French Friday: Steak au Poivre
Long before French Women Don’t Get Fat hit the shelves, I was just a girl who wanted to eat cheese for dinner and rationalize it. I blabbed to anyone who would listen that I was going to start “eating like a French woman.” When asked what this would entail, I mentioned the cheese, as well as creamy things, baguettes, and, you know, French stuff. It should be noted, however, that this being before my introductions to Julia Child and MFK Fisher, I did not, in fact, have much knowledge of what a French woman would actually eat. My only reference point was the week of oysters, champagne, and fois gras my sister and I had in France the year before. This would not be unlike someone coming to our United States and deducing that Americans solely eat burritos the size of their heads, Dunkin Donuts breakfast sandwiches and fountain cokes served in 64 ounces buckets. Nevertheless, this was my plan.
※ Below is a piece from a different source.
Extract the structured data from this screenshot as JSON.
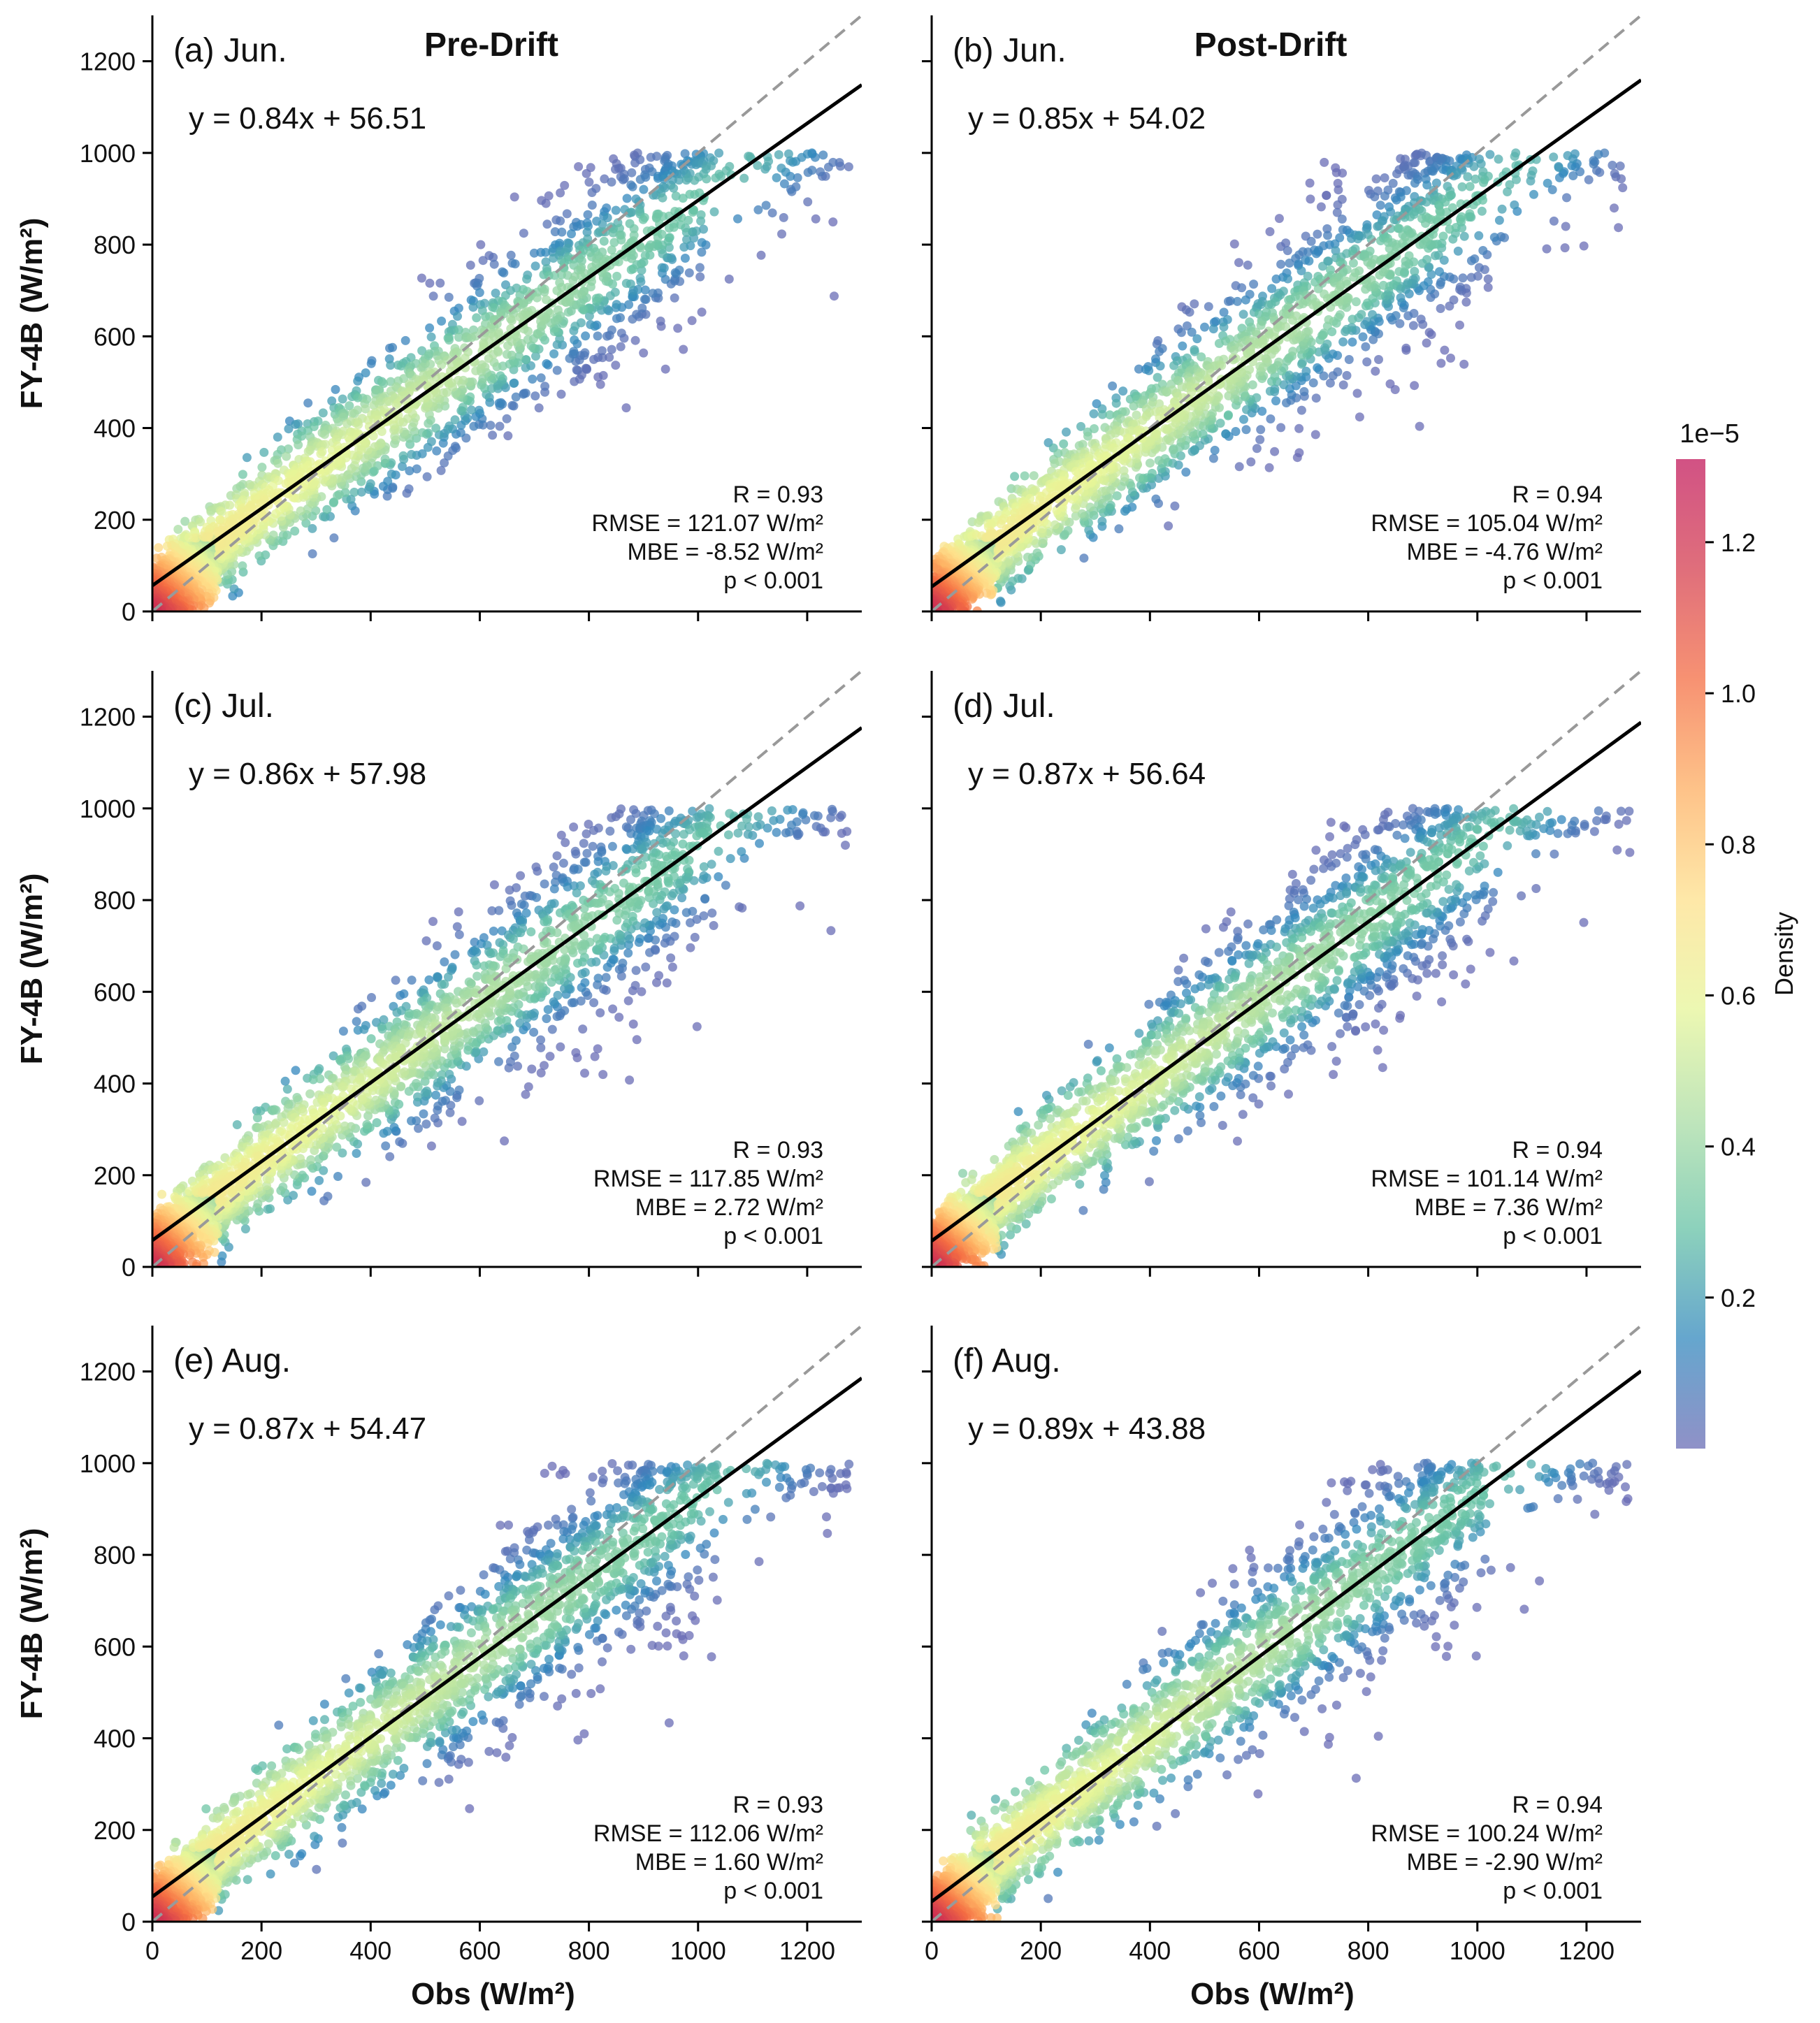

As I recall, this new way of eating lasted approximately one twenty-four hour period, its apex being a dinner on the porch of my apartment with a dark-haired beauty. We ate an astonishing amount of brie and bread, followed by a steak au poivre chased with a bottle or two of red wine. There may have been a couple of lettuce leaves thrown in for good measure. Then we walked to a dive bar, drank 10,000 gin and tonics and flirted with aging cowboys and taciturn hipsters. I hadn’t quite worked out the finer points of this French thing. I think I just wanted to wear stripes, and as I mentioned, eat cheese.
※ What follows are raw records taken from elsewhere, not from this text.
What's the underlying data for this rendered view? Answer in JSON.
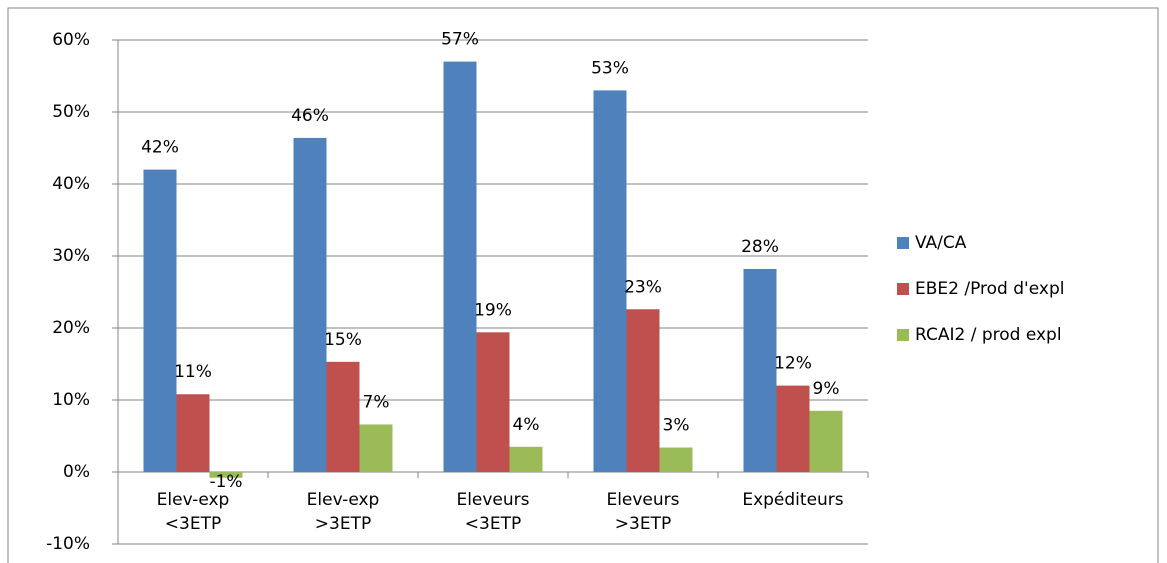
{
  "chart_data": {
    "type": "bar",
    "categories": [
      "Elev-exp <3ETP",
      "Elev-exp >3ETP",
      "Eleveurs <3ETP",
      "Eleveurs >3ETP",
      "Expéditeurs"
    ],
    "series": [
      {
        "name": "VA/CA",
        "color": "#4f81bd",
        "values": [
          42,
          46.4,
          57,
          53,
          28.2
        ],
        "value_labels": [
          "42%",
          "46%",
          "57%",
          "53%",
          "28%"
        ]
      },
      {
        "name": "EBE2 /Prod d'expl",
        "color": "#c0504d",
        "values": [
          10.8,
          15.3,
          19.4,
          22.6,
          12
        ],
        "value_labels": [
          "11%",
          "15%",
          "19%",
          "23%",
          "12%"
        ]
      },
      {
        "name": "RCAI2 / prod expl",
        "color": "#9bbb59",
        "values": [
          -0.8,
          6.6,
          3.5,
          3.4,
          8.5
        ],
        "value_labels": [
          "-1%",
          "7%",
          "4%",
          "3%",
          "9%"
        ]
      }
    ],
    "ylim": [
      -10,
      60
    ],
    "yticks": [
      {
        "value": -10,
        "label": "-10%"
      },
      {
        "value": 0,
        "label": "0%"
      },
      {
        "value": 10,
        "label": "10%"
      },
      {
        "value": 20,
        "label": "20%"
      },
      {
        "value": 30,
        "label": "30%"
      },
      {
        "value": 40,
        "label": "40%"
      },
      {
        "value": 50,
        "label": "50%"
      },
      {
        "value": 60,
        "label": "60%"
      }
    ],
    "grid": true,
    "legend": "right"
  }
}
Since this experiment I have learned that the French know a thing or two about portion size, quality over quantity, and flirting (namely, apparently, that they don’t do it; who knew?). But if this red blooded American girl knows anything it’s a good steak when she sees one. Thus, there is one lasting relic from this dining experience. The steak au poivre stays in the picture.
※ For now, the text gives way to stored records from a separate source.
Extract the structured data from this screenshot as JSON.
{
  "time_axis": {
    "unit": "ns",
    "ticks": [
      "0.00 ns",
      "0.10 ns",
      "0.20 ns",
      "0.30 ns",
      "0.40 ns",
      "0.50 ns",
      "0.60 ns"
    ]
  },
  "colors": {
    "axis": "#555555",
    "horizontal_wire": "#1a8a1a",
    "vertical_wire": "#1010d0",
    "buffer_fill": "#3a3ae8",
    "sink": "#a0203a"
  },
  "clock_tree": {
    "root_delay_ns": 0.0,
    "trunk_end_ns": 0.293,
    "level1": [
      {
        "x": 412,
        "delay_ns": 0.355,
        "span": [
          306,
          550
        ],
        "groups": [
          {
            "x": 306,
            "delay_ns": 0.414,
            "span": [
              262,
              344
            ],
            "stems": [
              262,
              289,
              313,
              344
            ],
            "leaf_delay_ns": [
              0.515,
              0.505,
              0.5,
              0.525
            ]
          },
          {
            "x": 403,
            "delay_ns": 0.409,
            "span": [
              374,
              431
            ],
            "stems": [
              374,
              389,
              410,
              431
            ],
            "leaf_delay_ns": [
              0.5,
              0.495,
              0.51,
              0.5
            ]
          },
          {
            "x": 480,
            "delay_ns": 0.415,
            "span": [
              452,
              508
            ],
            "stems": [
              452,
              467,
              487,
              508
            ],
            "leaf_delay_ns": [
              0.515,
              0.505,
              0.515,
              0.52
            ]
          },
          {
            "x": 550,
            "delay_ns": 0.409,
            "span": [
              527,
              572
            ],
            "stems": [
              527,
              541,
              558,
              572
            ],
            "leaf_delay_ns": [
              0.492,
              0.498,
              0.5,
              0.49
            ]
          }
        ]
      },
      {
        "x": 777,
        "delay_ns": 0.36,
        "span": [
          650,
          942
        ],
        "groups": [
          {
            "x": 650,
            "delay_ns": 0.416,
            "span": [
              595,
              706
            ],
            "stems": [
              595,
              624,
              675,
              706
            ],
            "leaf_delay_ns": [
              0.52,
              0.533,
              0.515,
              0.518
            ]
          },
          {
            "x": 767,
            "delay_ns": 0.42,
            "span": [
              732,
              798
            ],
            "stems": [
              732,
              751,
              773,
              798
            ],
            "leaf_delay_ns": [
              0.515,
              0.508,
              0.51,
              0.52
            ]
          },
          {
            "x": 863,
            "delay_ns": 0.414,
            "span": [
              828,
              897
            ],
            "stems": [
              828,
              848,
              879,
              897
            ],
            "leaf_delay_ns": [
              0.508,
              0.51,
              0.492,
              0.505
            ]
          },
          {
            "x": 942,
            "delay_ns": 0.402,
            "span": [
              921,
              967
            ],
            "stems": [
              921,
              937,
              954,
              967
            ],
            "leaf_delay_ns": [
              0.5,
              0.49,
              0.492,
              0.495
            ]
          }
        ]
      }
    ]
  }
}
I know it seems like overkill to serve steak with a cream sauce, and this argument — in the ways of saturated fat and cholesterol levels — may have some merit. But you’re talking to a woman who likes to put blue cheese on chops. The point here is that the peppercorn crust imparts such a level of heat that the cream and brandy sauce tempers it quite nicely. I’m not saying this is what you want to eat when you get home from bikram, but over low light and glasses of rough red wine with someone you’re hoping to kiss at the end of the night, it might be just the thing.
Steak au Poivre
adapted from French: Delicious, Classic Cuisine Made Easy
2 tablespoons black peppercorns
2 fillet mignons or sirloin steaks
1 tablespoon butter
2 teaspoons olive oil
3 tablespoons brandy
2/3 cup heavy cream
1 garlic clove, finely chopped
Place the peppercorns in a sturdy plastic bag. Crush with a rolling pin until medium coarse or, using the flat base of a small heavy saucepan, press down on the peppercorns rocking the pan to crush them. Put the steaks on a board and trim away an excess fat. Press the pepper onto both sides of the meat, coating it completely.
Melt the butter and oil in a heavy frying pan over medium-high heat. Add the meat and cook 3 minutes per side for medium rare. Transfer the steaks to a warmed plate and cover to keep warm.
Pour in the brandy to deglaze the pan. Allow to bubble away until reduced by half, scraping the base of the pan. Reduce heat to medium. Add cream and garlic. Simmer gently for about 4 minutes until the cream has reduced by one-third. Stir any accumulated juices from the meat into the sauce, taste and add salt, if necessary, then serve steaks topped with sauce.